5.5.1 Provider Data Center Internet Routing
Using the model from Section 5.3, Internet Address Management, there are two types of addresses which need to be advertised from the vCloud Director environment to the upstream data center Internet access, and both are subnets allocated to the “Internet” external networks in the earlier section. The “red” shared internet network is directly connected to the upstream router and so is automatically present in that router’s routing table.

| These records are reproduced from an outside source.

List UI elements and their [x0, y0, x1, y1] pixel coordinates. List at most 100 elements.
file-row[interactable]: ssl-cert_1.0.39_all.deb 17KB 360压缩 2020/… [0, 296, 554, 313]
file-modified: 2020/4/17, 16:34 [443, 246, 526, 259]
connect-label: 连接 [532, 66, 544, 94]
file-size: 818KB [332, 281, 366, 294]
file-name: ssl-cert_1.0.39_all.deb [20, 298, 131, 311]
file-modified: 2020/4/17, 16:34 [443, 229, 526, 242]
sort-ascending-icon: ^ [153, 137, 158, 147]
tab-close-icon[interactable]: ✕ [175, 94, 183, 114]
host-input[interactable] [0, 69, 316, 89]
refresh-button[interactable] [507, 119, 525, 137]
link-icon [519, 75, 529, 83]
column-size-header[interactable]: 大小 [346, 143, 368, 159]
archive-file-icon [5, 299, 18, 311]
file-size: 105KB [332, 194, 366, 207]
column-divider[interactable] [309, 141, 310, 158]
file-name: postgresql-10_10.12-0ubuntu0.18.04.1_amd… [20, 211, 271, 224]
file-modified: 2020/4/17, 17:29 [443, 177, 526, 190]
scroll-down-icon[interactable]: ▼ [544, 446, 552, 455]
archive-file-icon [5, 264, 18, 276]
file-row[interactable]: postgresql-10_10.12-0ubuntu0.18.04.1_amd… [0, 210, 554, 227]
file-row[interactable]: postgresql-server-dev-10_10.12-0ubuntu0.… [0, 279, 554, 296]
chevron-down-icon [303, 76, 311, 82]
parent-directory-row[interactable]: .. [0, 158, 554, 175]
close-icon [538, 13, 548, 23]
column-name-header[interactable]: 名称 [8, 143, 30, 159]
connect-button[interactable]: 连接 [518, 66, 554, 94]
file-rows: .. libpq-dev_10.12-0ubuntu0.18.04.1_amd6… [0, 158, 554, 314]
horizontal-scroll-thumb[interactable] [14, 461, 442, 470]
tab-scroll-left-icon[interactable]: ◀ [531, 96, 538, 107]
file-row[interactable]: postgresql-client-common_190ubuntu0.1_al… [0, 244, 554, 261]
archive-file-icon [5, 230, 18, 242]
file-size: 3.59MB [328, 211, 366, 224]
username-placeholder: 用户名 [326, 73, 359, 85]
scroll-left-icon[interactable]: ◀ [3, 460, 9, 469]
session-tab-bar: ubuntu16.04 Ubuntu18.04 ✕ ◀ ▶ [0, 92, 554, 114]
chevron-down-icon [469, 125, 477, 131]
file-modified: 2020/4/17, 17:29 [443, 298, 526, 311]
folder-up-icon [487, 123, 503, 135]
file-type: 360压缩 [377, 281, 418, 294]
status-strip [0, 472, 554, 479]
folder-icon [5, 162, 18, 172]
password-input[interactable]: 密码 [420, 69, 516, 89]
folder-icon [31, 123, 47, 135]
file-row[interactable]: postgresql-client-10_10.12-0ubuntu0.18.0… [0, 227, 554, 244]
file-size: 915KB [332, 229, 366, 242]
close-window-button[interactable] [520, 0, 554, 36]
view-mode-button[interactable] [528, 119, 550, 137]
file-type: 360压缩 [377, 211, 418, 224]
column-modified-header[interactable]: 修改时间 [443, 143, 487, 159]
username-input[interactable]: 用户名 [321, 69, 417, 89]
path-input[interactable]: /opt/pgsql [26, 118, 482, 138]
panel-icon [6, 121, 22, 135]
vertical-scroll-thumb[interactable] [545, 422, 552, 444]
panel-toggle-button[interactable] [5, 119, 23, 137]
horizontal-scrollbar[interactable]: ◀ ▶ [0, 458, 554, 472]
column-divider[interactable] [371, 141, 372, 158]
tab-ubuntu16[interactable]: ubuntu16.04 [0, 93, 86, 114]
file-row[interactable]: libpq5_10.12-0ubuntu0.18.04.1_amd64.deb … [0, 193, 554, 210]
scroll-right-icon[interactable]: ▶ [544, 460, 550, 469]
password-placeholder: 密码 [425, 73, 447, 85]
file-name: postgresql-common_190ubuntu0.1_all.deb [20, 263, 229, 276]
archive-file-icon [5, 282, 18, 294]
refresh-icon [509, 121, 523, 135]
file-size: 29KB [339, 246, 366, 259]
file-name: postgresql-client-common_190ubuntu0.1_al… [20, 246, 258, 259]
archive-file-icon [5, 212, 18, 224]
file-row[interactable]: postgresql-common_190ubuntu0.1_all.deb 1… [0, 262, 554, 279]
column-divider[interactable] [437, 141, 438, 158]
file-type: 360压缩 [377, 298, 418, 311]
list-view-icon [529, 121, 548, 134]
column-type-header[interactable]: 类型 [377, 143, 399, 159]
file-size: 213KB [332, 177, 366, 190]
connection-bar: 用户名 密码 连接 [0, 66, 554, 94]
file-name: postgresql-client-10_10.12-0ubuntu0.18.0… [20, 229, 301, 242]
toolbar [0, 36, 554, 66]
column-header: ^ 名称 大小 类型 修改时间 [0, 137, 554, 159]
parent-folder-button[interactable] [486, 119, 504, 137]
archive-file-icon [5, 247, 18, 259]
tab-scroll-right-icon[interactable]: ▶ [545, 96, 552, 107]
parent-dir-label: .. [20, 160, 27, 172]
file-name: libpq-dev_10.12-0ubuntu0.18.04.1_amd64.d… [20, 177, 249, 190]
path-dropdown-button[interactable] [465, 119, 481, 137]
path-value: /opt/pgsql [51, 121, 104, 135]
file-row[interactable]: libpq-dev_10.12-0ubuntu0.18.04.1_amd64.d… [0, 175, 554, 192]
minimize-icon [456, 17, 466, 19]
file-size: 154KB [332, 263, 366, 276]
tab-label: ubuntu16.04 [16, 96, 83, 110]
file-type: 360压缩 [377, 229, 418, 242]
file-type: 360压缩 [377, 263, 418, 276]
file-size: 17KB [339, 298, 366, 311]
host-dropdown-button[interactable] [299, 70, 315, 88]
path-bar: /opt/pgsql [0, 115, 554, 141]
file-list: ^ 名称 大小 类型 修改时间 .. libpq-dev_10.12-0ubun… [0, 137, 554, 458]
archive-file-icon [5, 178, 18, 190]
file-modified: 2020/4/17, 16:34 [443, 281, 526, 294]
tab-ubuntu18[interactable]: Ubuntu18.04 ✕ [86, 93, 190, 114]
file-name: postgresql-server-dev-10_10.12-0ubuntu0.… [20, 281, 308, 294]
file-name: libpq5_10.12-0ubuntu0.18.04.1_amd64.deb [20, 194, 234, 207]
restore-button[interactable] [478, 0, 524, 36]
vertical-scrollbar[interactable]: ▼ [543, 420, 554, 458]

Figure 29. Provider Internet Routing
 
The first routing exchange in this figure is the advertisement of the Tenant 4 F/W Inner subnet to the next-hop gateway of the Shared Internet external network. This is necessary because the F/W Inner network is not directly connected to the Shared Internet network and would otherwise be unreachable. The choice of routing protocol used between the dedicated firewall and the upstream router depends upon a number of factors, but typically follow the service provider’s established standard. Some service providers do not run dynamic routing protocols on physical firewalls as a security precaution and, were that to be the case here, a static route would need to be configured on the Shared Internet router directing traffic to the F/W Inner subnet through the “.204” address on the connected, shared network. Similarly, the dedicated firewall would need its default gateway setting to the “.254” address of the upstream router.
The second routing exchange would be the advertisement of the Shared Internet subnet (in this example 100.64.67.0/24) to the next-hop Internet router within, or upstream of the provider data center. This would usually be carried out using Border Gateway Protocol (BGP), and the relative Autonomous Systems (AS) within which the two routers sit would determine whether this would be Internal BGP (iBGP) or External BGP (eBGP). After the Shared Internet router establishes a peering relationship with its upstream neighbor (2) it will advertise reachability of the connected Shared Internet subnet and the F/W Inner subnet, which it learned through the dynamic or static routing process in (1).
While not explicitly discussed earlier, it is possible for a customer to use registered internet addressing on an Org VDC network. This might be a range allocated by their service provider, or a Provider Independent Address (PIA) range which the customer already owns. To illustrate this, the usual web network in the Tenant 1 Org VDC in the following figure has been replaced with a routed “DMZ” network. Although not shown, the network would be addresses from a range of public internet addresses, with the Edge Services Gateway interface consuming one address, and the remaining useable addresses allocated to an IP pool for assignment to vApps connected to that network.